Outrossim, é a questão da disseminação de discursos de ódio na mídia. Em virtude disso, as falas de incentivo à violência do atual governo têm sido disseminadas pelos veículos de informação. Recentemente a expressão “bandido bom é bandido morto” difundiu-se rapidamente pela tv e internet, tendo grande adesão da maioria dos internautas. De modo que isso fere os direitos humanos e desperta um sentimento de agressividade e intolerância na população. Consoante ao R7 Notícias, pesquisas trazem evidências de que os discursos de ódio propagados pela mídia afetam comportamentos, podendo deixar a população mais agressiva.

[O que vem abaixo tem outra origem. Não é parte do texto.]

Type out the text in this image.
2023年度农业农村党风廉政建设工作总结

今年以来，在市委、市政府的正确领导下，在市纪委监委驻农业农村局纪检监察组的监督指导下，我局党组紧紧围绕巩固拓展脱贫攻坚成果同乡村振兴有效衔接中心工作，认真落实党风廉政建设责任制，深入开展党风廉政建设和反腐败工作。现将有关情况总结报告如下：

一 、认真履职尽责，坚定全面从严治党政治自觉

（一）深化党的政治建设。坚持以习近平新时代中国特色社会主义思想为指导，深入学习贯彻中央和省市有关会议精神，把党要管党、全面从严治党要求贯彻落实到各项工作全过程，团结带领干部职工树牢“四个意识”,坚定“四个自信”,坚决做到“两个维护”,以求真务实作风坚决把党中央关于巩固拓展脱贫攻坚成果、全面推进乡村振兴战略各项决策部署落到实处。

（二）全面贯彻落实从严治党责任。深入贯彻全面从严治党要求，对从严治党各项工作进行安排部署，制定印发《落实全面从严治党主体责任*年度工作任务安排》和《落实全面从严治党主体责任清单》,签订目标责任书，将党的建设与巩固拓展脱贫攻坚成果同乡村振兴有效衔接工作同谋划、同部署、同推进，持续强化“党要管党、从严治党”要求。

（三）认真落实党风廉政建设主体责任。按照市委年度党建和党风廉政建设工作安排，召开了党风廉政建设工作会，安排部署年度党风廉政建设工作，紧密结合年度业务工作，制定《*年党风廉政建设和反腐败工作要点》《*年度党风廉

Mediante aos fatos supramencionados, são necessárias medidas para amenizar a problemática. Portanto, compete ao Governo em parceria com o MEC, direcionar verbas para políticas públicas voltadas a informação e proteção da população contra a manipulação dos meios de comunicação, por meio de palestras, campanhas e debates nas escolas do Brasil, afim de estimular o senso crítico e conscientizar os jovens sobre a influência da mídia sobre suas vidas e comportamentos. Além disso, o Estado, juntamente com o legislativo, deve criar leis para punir e combater os discursos de ódio, principalmente vindas de membros do governo, que tem grande poder de influência nas massas, evitando que eles sejam difundidos pela mídia.